Impacts of age and environment on postnatal microglial activity: Consequences for cognitive function following early life adversity

Early life adversity (ELA) increases the likelihood of later-life neuropsychiatric disorders and cognitive dysfunction. Importantly, ELA, neuropsychiatric disorders, and cognitive deficits all involve aberrant immune signaling. Microglia are the primary neuroimmune cells and regulate brain development. Microglia are particularly sensitive to early life insults, which can program their responses to future challenges. ELA in the form of maternal separation (MS) in rats alters later-life microglial morphology and the inflammatory profile of the prefrontal cortex, a region important for cognition. However, the role of microglial responses during MS in the development of later cognition is not known. Therefore, here we aimed to determine whether the presence of microglia during MS mediates long-term impacts on adult working memory. Clodronate liposomes were used to transiently deplete microglia from the brain, while empty liposomes were used as a control.
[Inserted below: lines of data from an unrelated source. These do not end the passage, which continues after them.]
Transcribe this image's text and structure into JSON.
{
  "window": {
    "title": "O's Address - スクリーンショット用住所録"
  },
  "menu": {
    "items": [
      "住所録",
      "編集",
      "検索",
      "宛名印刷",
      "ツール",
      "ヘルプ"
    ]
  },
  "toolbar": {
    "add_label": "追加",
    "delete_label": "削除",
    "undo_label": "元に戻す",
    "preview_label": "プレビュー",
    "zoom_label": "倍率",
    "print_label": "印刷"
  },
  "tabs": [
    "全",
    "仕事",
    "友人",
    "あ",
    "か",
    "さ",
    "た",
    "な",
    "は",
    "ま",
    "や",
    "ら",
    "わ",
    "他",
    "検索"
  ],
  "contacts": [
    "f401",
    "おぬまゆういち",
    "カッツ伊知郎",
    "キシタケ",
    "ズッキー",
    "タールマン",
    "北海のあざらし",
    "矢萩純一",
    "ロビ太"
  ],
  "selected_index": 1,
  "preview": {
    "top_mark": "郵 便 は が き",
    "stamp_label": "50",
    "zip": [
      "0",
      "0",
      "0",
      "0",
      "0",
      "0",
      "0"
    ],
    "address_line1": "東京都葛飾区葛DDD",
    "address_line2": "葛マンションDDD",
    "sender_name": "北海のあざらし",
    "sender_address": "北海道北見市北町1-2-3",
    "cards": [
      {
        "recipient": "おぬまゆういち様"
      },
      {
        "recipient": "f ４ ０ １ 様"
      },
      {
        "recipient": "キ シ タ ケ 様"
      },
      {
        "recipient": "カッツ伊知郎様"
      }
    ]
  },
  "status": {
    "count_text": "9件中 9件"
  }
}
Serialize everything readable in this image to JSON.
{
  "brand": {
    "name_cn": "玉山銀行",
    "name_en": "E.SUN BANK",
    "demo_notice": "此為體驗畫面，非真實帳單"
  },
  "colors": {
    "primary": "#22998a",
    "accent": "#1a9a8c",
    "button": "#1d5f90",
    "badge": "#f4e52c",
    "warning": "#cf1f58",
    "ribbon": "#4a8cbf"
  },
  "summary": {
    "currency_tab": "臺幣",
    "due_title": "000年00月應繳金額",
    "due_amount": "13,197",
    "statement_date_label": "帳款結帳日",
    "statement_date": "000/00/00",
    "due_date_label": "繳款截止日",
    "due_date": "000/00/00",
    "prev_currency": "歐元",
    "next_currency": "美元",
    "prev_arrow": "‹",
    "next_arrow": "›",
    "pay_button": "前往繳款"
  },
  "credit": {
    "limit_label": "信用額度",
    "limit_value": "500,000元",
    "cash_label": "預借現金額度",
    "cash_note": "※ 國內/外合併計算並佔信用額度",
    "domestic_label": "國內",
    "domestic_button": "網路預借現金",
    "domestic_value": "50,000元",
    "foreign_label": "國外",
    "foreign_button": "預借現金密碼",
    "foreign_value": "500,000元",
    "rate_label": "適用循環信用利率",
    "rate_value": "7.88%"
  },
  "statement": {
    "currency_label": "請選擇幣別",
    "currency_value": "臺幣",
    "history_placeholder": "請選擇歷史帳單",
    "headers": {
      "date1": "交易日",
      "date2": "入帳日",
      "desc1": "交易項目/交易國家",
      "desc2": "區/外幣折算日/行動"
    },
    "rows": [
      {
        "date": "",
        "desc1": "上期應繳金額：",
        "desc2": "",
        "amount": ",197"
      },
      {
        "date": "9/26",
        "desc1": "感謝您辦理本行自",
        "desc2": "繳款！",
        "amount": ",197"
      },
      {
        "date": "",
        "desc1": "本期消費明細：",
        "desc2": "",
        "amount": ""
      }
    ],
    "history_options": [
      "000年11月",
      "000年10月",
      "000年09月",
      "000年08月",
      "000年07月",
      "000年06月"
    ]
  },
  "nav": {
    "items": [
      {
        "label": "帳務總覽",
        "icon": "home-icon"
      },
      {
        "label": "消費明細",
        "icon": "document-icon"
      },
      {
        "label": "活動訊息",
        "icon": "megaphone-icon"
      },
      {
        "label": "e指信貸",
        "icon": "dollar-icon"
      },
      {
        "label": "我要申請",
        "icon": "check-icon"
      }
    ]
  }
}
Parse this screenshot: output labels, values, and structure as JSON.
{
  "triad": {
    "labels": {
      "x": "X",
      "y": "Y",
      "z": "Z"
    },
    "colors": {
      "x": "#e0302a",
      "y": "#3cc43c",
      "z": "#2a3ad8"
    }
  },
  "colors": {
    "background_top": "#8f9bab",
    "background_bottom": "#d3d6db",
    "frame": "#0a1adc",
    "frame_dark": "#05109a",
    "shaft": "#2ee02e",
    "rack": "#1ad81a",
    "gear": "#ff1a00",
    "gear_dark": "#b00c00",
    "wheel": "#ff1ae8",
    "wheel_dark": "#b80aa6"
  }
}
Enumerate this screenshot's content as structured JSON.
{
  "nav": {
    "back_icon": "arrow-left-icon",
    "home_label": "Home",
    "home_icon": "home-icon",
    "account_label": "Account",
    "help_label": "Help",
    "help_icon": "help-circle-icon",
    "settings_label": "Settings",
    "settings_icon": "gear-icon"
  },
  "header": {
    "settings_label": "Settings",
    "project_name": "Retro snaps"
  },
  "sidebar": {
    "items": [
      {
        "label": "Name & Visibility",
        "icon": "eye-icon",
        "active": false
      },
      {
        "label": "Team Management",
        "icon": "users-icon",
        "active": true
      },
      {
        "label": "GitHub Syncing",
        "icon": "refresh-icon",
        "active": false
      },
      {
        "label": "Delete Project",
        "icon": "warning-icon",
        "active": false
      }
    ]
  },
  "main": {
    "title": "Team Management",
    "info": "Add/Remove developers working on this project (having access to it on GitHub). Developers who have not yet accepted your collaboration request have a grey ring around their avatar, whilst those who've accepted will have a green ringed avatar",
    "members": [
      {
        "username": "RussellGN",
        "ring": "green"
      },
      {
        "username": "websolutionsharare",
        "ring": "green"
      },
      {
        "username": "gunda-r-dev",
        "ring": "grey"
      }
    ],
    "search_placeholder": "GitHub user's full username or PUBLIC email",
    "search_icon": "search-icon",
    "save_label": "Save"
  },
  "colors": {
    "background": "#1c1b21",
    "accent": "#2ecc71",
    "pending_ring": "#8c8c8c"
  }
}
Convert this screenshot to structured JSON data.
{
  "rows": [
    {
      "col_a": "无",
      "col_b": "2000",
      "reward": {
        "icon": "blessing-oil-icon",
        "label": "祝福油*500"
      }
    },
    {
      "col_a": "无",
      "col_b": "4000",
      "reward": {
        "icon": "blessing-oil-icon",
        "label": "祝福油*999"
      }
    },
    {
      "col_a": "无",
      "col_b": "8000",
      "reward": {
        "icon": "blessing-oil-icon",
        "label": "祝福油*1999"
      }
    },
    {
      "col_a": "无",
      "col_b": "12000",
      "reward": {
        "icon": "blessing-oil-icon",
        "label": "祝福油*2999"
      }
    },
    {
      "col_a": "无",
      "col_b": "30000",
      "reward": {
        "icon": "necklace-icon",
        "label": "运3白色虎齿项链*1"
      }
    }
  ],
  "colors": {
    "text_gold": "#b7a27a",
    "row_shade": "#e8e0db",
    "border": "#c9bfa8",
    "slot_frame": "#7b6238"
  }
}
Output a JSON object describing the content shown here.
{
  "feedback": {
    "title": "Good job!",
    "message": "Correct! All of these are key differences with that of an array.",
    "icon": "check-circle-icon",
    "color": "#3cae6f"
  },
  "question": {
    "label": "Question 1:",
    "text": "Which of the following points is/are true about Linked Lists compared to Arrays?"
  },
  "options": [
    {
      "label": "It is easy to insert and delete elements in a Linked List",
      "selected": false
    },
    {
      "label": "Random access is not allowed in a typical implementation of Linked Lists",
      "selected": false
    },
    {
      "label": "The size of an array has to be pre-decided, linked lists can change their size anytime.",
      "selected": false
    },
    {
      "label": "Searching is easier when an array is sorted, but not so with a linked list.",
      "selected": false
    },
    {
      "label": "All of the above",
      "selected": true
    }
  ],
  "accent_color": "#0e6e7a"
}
We hypothesized that if microglia mediate the long-term impacts of ELA on working memory in adulthood, then depleting microglia during MS would prevent these deficits. Importantly, microglial function shifts throughout the neonatal period, so an exploratory investigation assessed whether depletion during the early versus late neonatal period had different effects on adult working memory. Surprisingly, empty liposome treatment during the early, but not late, postnatal period induced microglial activity changes that compounded with MS to impair working memory in females. In contrast, microglial depletion later in infancy impaired later life working memory in females, suggesting that microglial function during late infancy plays an important role in the development of cognitive function. Together, these findings suggest that microglia shift their sensitivity to early life insults across development. Our findings also highlight the potential for MS to impact some developmental processes only when compounded with additional neuroimmune challenges in a sex-dependent manner.